Ready Player Two

I finished reading Ready Player Two by Ernest Cline on Wednesday. The best things about the book are . . .

  1. It continues the story of the characters from Ready Player One, which is nice for anyone with an interest in reading about what happens to Wade Watts and his friends after winning Halliday’s prize.
  2. It has a happy, at least on the surface, ending that is a real ending and not merely the lead-in to another sequel.
  3. This quote:

Kira always said that life is like an extremely difficult, horribly unbalanced videogame. . . . Your body is your avatar, and you spawn in a random geographic location, at a random moment in human history, surrounded by a random group of people, and then you have to try to survive for as long as you can. . . . Some people play the game for a hundred years without ever figuring out that it’s a game, or that there is a way to win it. To win the videogame of life you just have to try to make the experience of being forced to play it as pleasant as possible, for yourself, and for all the other players you encounter in your travels. Kira says that if everyone played the game to win, it’d be a lot more fun for everyone.

The worst things about it are, sadly, just about everything else. The impression the book gives is that the author was encouraged to repeat the formula from the first book and to do it fast, fast, fast.
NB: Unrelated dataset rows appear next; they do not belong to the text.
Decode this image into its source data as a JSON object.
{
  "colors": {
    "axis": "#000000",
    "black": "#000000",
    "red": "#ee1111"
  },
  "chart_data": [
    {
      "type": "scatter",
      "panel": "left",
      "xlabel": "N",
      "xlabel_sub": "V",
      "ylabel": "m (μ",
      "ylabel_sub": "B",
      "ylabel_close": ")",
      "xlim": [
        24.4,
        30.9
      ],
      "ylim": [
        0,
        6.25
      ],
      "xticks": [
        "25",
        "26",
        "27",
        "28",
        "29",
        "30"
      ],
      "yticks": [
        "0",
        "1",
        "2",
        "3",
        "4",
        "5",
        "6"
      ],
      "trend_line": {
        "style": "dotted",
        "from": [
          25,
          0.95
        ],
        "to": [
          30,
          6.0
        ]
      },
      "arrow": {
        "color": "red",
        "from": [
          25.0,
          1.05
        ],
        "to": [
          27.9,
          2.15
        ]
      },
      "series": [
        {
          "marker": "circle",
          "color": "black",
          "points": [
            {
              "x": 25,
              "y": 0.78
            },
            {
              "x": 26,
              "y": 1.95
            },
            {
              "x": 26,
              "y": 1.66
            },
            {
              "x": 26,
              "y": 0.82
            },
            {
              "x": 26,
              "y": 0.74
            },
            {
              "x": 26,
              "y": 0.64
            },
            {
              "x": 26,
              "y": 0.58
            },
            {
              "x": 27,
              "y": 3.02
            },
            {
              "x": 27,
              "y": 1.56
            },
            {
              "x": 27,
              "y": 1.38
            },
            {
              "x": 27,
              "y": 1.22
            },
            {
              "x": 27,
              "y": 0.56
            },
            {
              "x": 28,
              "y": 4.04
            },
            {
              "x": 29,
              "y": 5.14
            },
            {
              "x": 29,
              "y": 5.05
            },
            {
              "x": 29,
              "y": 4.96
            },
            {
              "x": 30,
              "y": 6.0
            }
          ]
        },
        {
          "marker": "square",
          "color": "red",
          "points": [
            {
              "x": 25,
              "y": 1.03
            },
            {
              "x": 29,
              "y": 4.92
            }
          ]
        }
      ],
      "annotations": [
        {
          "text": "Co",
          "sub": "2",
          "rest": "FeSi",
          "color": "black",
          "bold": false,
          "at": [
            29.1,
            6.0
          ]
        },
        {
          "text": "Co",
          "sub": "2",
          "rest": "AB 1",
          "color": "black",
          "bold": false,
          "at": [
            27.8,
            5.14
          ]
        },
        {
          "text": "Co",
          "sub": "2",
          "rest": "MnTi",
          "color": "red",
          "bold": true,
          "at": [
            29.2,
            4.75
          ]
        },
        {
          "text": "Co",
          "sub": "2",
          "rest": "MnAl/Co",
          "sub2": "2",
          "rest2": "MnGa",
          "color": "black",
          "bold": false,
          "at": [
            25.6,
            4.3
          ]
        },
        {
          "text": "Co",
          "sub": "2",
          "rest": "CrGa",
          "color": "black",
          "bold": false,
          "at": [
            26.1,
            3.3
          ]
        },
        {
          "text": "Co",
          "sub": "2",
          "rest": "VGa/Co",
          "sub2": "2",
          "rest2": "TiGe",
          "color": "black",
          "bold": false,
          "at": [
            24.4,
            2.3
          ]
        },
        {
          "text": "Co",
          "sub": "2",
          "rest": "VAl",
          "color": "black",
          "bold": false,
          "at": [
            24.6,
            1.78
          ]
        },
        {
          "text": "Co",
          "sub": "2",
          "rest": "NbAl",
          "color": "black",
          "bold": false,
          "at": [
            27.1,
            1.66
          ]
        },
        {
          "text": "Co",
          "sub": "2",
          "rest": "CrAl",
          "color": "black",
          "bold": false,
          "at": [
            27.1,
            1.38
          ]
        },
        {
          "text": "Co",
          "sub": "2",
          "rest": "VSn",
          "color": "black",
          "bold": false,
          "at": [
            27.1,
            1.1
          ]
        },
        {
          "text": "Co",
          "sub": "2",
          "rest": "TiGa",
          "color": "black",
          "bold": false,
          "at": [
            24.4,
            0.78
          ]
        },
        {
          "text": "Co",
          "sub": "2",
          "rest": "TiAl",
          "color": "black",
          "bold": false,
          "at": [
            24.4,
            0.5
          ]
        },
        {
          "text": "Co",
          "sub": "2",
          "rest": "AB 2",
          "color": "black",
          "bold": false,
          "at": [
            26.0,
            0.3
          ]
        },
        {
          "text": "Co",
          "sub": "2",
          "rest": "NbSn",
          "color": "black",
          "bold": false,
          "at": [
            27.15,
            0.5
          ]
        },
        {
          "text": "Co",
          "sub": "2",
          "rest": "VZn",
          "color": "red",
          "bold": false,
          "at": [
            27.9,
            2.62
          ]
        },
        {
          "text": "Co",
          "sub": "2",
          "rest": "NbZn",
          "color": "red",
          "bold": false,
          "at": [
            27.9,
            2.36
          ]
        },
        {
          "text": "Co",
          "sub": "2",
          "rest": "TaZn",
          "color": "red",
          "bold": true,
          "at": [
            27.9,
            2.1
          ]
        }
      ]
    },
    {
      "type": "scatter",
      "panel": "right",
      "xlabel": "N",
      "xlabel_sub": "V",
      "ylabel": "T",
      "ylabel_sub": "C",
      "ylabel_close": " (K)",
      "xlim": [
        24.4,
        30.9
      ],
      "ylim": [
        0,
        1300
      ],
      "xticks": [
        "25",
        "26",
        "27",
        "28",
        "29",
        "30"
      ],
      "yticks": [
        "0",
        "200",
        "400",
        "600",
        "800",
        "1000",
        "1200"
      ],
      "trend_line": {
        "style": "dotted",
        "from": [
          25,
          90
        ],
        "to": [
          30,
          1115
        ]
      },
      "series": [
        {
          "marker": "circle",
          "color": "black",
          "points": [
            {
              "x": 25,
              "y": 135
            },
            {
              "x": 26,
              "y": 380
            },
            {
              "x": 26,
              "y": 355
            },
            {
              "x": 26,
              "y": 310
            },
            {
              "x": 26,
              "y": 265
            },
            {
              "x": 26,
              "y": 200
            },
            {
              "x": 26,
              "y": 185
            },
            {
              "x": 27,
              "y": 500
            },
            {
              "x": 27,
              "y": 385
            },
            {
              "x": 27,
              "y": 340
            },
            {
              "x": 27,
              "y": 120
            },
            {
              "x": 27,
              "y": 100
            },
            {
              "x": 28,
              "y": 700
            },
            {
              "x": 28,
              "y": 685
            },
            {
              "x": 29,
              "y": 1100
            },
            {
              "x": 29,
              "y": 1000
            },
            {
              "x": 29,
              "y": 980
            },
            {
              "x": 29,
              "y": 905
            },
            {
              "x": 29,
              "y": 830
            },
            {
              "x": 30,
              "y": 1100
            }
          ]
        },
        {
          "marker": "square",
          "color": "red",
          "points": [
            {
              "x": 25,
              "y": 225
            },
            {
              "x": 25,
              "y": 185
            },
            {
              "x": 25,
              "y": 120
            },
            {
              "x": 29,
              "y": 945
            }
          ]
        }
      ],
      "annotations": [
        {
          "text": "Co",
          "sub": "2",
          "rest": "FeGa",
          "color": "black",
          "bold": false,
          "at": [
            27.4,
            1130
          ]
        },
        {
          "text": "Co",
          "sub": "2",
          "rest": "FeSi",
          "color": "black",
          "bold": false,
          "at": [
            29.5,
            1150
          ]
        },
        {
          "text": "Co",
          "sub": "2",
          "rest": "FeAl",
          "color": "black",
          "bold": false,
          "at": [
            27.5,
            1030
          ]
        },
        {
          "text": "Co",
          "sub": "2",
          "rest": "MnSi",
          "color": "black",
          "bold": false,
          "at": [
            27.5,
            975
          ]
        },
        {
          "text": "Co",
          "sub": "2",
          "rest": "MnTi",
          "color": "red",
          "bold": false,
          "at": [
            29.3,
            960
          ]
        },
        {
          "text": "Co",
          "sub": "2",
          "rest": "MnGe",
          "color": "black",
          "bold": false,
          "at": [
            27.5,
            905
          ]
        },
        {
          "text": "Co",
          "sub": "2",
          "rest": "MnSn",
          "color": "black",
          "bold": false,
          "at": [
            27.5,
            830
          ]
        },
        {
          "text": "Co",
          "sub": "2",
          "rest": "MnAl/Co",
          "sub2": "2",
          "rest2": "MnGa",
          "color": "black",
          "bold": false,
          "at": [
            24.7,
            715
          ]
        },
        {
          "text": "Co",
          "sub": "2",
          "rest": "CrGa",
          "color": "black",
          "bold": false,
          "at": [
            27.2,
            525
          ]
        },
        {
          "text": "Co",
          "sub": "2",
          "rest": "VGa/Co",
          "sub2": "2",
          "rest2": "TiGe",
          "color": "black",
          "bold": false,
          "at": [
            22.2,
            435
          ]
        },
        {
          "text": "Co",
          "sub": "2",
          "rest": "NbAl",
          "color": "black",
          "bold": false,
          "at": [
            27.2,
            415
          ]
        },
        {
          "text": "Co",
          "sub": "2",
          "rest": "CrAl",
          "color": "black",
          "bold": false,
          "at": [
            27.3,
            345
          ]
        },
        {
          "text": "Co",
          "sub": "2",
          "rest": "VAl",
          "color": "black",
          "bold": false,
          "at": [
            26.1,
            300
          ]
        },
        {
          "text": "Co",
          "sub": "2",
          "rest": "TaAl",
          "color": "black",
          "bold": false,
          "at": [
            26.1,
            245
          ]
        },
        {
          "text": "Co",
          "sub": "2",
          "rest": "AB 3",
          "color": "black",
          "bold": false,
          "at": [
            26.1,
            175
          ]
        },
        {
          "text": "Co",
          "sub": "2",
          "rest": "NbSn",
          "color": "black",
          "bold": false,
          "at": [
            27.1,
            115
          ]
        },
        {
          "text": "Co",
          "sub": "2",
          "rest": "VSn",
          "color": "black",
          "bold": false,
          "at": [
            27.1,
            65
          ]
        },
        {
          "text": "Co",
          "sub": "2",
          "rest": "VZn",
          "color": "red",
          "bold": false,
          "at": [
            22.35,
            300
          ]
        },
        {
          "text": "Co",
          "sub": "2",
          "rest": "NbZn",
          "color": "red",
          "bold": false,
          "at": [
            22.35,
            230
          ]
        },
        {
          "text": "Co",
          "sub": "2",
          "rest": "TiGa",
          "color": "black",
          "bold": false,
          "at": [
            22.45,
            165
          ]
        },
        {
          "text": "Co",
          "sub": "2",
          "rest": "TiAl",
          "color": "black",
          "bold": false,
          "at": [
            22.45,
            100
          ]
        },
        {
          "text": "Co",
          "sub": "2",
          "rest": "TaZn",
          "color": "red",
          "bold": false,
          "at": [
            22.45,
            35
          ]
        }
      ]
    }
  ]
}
And it seems as if he tried to recreate the magic from the first book while also correcting some of the flaws, but without really understanding which was which. The result is a tedious read that manages to spoil even some of the magic from the first book. If you want to read more about it, I recommend this review, which explains some aspects of it much better than I could, from Slate.com: “From the perspective of anyone but Wade, Ready Player Two is a horror story that thinks it is a fantasy, narrated by a monster who thinks he is the hero.”